Requiem For a Dream (2000)

TOP 100 FILMS: #33

Four interlinked friends/loved ones deal with the struggles of drug addiction in a variety of forms, all seeking to escape their meager existence.

Some movies you watch once and forget. Some movies you just never forget. For me, Requiem for a Dream is the latter. Dark, slow, methodical, painful, emotional, visually eye dropping, Requiem is not for your entertainment seekers. It takes its time with characters you won't much like. It forces you to see the harsh side of drug addiction, and as such no viewer every truly "enjoys" it. Instead its in Aronofsky's ability to make you not enjoy while not making you hate it that the true genius of this film lies.

All of the four leads: Ellen Burstyn, Jennifer Connolly, Jared Leto, & Marlon Wayans represent a variety of characters, each with their own underlying problems that have lead to their current state. Aronofsky takes his time with exploring these character defects, and what paths it leads them down in life, and ultimately the tragic consequences of their inability to change. Yet each dark, depressing, and soul wrenching move is a calculative effort from Aronofsky and Selby in order to deliver their message to the viewer, and they do so in full.

As some have pointed out, Requiem for a Dream is probably more of a horror than a dark drama. Though instead of a monster or a serial killer, our offender is heroin, a beast our main characters' cannot escape. Their desire to find easy ways out of their circumstances is met with harsh backlash, and a sense of pain. In order to counter such painful visuals, Aronofsky put together a director's haven of cinematography and a soundtrack to die for. These slight changes make Requiem for a Dream captivating enough to sit through, but alas never really something you'd want to pop in on a Saturday night. On some level this movie will never appeal to everyone, and will be outright hated by many, but it's importance in modern cinema, and society, in showing a realistic display of drug use, is something I cannot overlook.

Dark, visually captivating, but hardly enjoyable, Requiem for a Dream is a masterful look at the harsh reality of various forms of drug addiction.

8 better thoughts:

The Mad Hatter said...

Nifty review. I chickened out, but feel like I shouldn't be talking this film up to people so much as I should be warning them about it...

...in a good way.

Alfindeol said...

I remember a time, after a recent move, my step father and I watched Requiem for a Dream 3 times in 48 hours because we had no cable and no other movies available. Needless to say, that was a very depressing weekend.
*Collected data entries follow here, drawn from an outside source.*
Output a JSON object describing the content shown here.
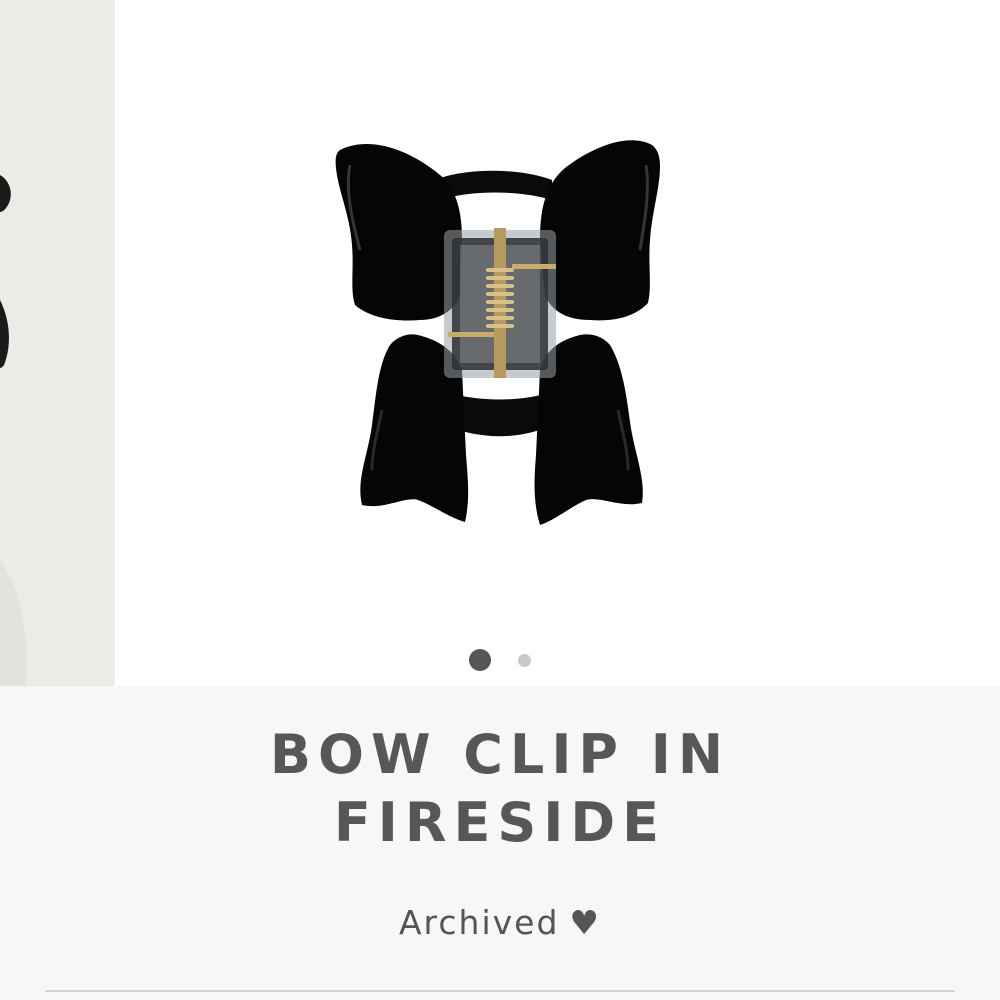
{
  "product": {
    "title_line1": "BOW CLIP IN",
    "title_line2": "FIRESIDE",
    "status": "Archived",
    "status_icon": "♥"
  },
  "gallery": {
    "slide_count": 2,
    "active_slide": 1,
    "main_image": "black-bow-claw-clip-photo",
    "prev_image": "partial-model-photo"
  },
  "colors": {
    "title_text": "#575757",
    "dot_active": "#555555",
    "dot_inactive": "#c9c9c9",
    "clip_black": "#050505",
    "info_background": "#f7f7f7"
  }
}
The movie is probably the scariest film made in the last ten years. I don't know if that's an amazing achievement for Requiem or an example of how bad modern horror is.

Danny King said...

Such a brilliant film. Easily among my favorite of the decade. How you are able to order your 100 favorite films of all-time is beyond me, but it's a great accomplishment.

blake said...

I like how you touched on the importance of the film. Concerning cultural relevance, there isn't much in the last 10 years that can compare to this film.

Fantastic review.

Univarn said...

@Mad it's ok, I understand. Like I said, some films you just never really forget.

@Alfindeol I would not be able to handle that. If I go anywhere I always have movies in supply just for such instances!
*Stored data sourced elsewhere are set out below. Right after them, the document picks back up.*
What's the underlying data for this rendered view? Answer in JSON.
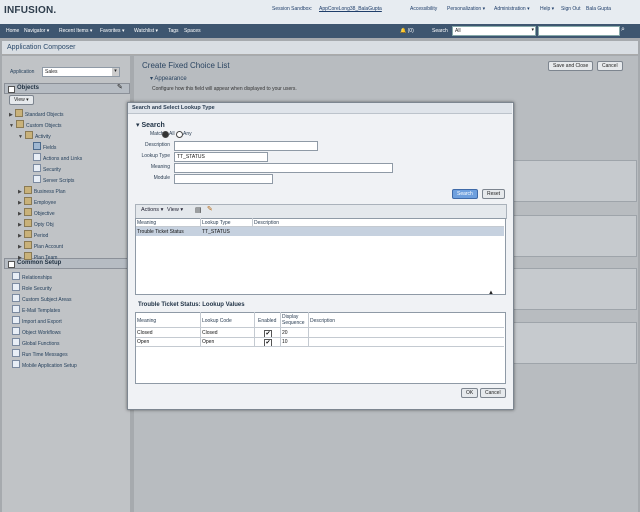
{
  "header": {
    "logo": "INFUSION.",
    "links": [
      "Session Sandbox:",
      "AppCoreLong38_BalaGupta",
      "Accessibility",
      "Personalization ▾",
      "Administration ▾",
      "Help ▾",
      "Sign Out",
      "Bala Gupta"
    ]
  },
  "nav": {
    "items": [
      "Home",
      "Navigator ▾",
      "Recent Items ▾",
      "Favorites ▾",
      "Watchlist ▾",
      "Tags",
      "Spaces"
    ],
    "notifications": "(0)",
    "search_label": "Search",
    "search_scope": "All"
  },
  "page": {
    "title": "Application Composer"
  },
  "left": {
    "app_label": "Application",
    "app_value": "Sales",
    "objects_header": "Objects",
    "view_btn": "View ▾",
    "tree": [
      {
        "label": "Standard Objects",
        "indent": 0,
        "icon": "folder",
        "exp": "▶"
      },
      {
        "label": "Custom Objects",
        "indent": 0,
        "icon": "folder",
        "exp": "▼"
      },
      {
        "label": "Activity",
        "indent": 1,
        "icon": "folder",
        "exp": "▼"
      },
      {
        "label": "Fields",
        "indent": 2,
        "icon": "fld",
        "exp": ""
      },
      {
        "label": "Actions and Links",
        "indent": 2,
        "icon": "doc",
        "exp": ""
      },
      {
        "label": "Security",
        "indent": 2,
        "icon": "doc",
        "exp": ""
      },
      {
        "label": "Server Scripts",
        "indent": 2,
        "icon": "doc",
        "exp": ""
      },
      {
        "label": "Business Plan",
        "indent": 1,
        "icon": "folder",
        "exp": "▶"
      },
      {
        "label": "Employee",
        "indent": 1,
        "icon": "folder",
        "exp": "▶"
      },
      {
        "label": "Objective",
        "indent": 1,
        "icon": "folder",
        "exp": "▶"
      },
      {
        "label": "Opty Obj",
        "indent": 1,
        "icon": "folder",
        "exp": "▶"
      },
      {
        "label": "Period",
        "indent": 1,
        "icon": "folder",
        "exp": "▶"
      },
      {
        "label": "Plan Account",
        "indent": 1,
        "icon": "folder",
        "exp": "▶"
      },
      {
        "label": "Plan Team",
        "indent": 1,
        "icon": "folder",
        "exp": "▶"
      }
    ],
    "common_header": "Common Setup",
    "common": [
      "Relationships",
      "Role Security",
      "Custom Subject Areas",
      "E-Mail Templates",
      "Import and Export",
      "Object Workflows",
      "Global Functions",
      "Run Time Messages",
      "Mobile Application Setup"
    ]
  },
  "right": {
    "title": "Create Fixed Choice List",
    "save_close": "Save and Close",
    "cancel": "Cancel",
    "appearance": "Appearance",
    "appearance_desc": "Configure how this field will appear when displayed to your users."
  },
  "dialog": {
    "title": "Search and Select Lookup Type",
    "search_header": "Search",
    "match_label": "Match",
    "match_all": "All",
    "match_any": "Any",
    "fields": [
      {
        "label": "Description",
        "value": "",
        "w": 140
      },
      {
        "label": "Lookup Type",
        "value": "TT_STATUS",
        "w": 90
      },
      {
        "label": "Meaning",
        "value": "",
        "w": 215
      },
      {
        "label": "Module",
        "value": "",
        "w": 95
      }
    ],
    "search_btn": "Search",
    "reset_btn": "Reset",
    "actions_btn": "Actions ▾",
    "view_btn": "View ▾",
    "results_columns": [
      "Meaning",
      "Lookup Type",
      "Description"
    ],
    "results_rows": [
      [
        "Trouble Ticket Status",
        "TT_STATUS",
        ""
      ]
    ],
    "values_title": "Trouble Ticket Status: Lookup Values",
    "values_columns": [
      "Meaning",
      "Lookup Code",
      "Enabled",
      "Display Sequence",
      "Description"
    ],
    "values_rows": [
      {
        "meaning": "Closed",
        "code": "Closed",
        "enabled": true,
        "seq": "20",
        "desc": ""
      },
      {
        "meaning": "Open",
        "code": "Open",
        "enabled": true,
        "seq": "10",
        "desc": ""
      }
    ],
    "ok_btn": "OK",
    "cancel_btn": "Cancel"
  }
}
@Danny It's not that hard. Just start with the ones you're most passionate about. Then work your way through your mid-range passions until you complete the list!
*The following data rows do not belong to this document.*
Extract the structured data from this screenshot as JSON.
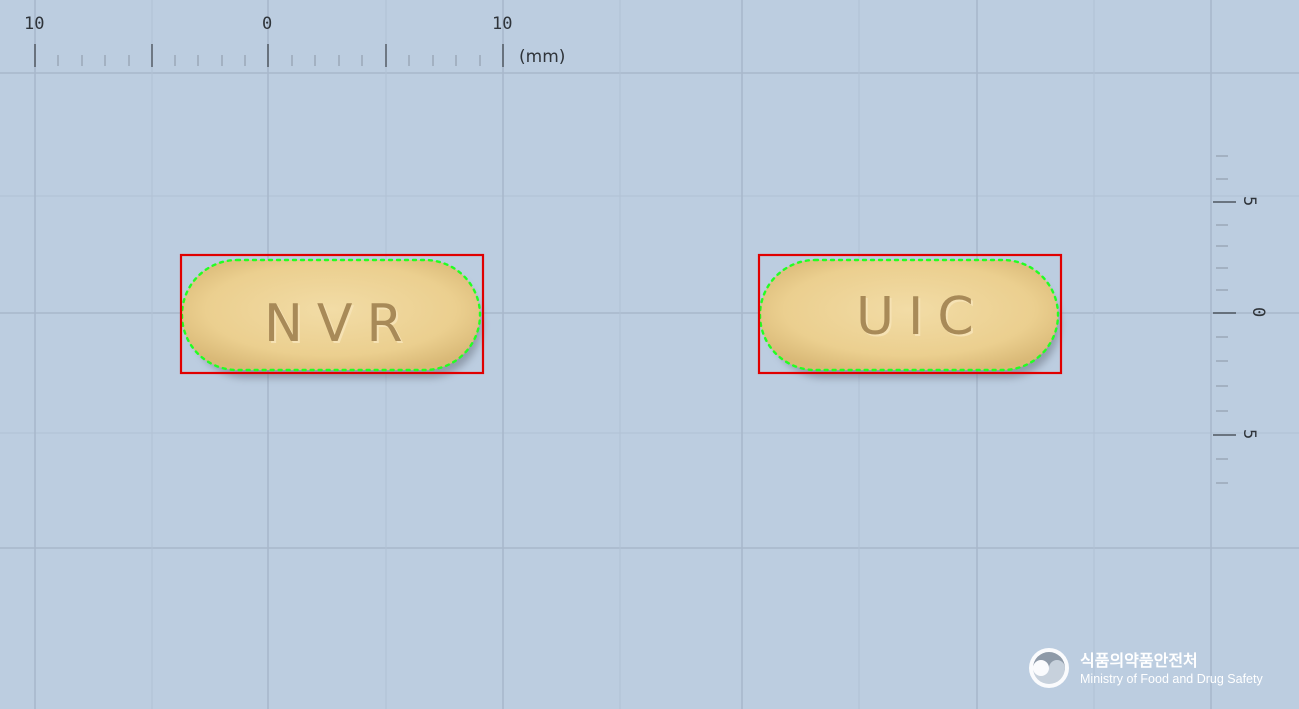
{
  "ruler_top": {
    "labels": [
      "10",
      "0",
      "10"
    ],
    "unit": "(mm)"
  },
  "ruler_right": {
    "labels": [
      "5",
      "0",
      "5"
    ]
  },
  "pills": [
    {
      "imprint": "NVR",
      "color": "#ecd192"
    },
    {
      "imprint": "UIC",
      "color": "#ecd192"
    }
  ],
  "logo": {
    "korean": "식품의약품안전처",
    "english": "Ministry of Food and Drug Safety"
  },
  "colors": {
    "background": "#bccde0",
    "bounding_box": "#e00000",
    "contour": "#22ff22"
  }
}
@blake thanks! I agree rather wholeheartedly it's hard to find a film with as much impact in the last few years.

Ciaran O'Brien said...

I love Aronofsky and this has to be his finest to date. I actually really enjoy sitting through it and did watch it on a Friday night only 2 weeks ago. Although I'm not sure what that says about me!

Fey said...

I think that one of the things that made this film so impressinve from a production standpoint is that they were never afraid to take risks. They tried som very different things with the soundtrack, the editing, and the cinematography. It really feels fresh and I appreciate it for that.

M. Carter @ the Movies said...

This one cracked my Top 20, and yet I have a hard time saying I "love it." Is "Requiem" really the kind of movie you can love? Probably not, but I appreciate the techniques Aronofsky uses to get his point across. Burstyn and Connelly give flat-out stunning performances; in fact, I'm still a little bit too pissed (considering it's been 10 YEARS) that Julia Roberts won the Oscar over Burstyn.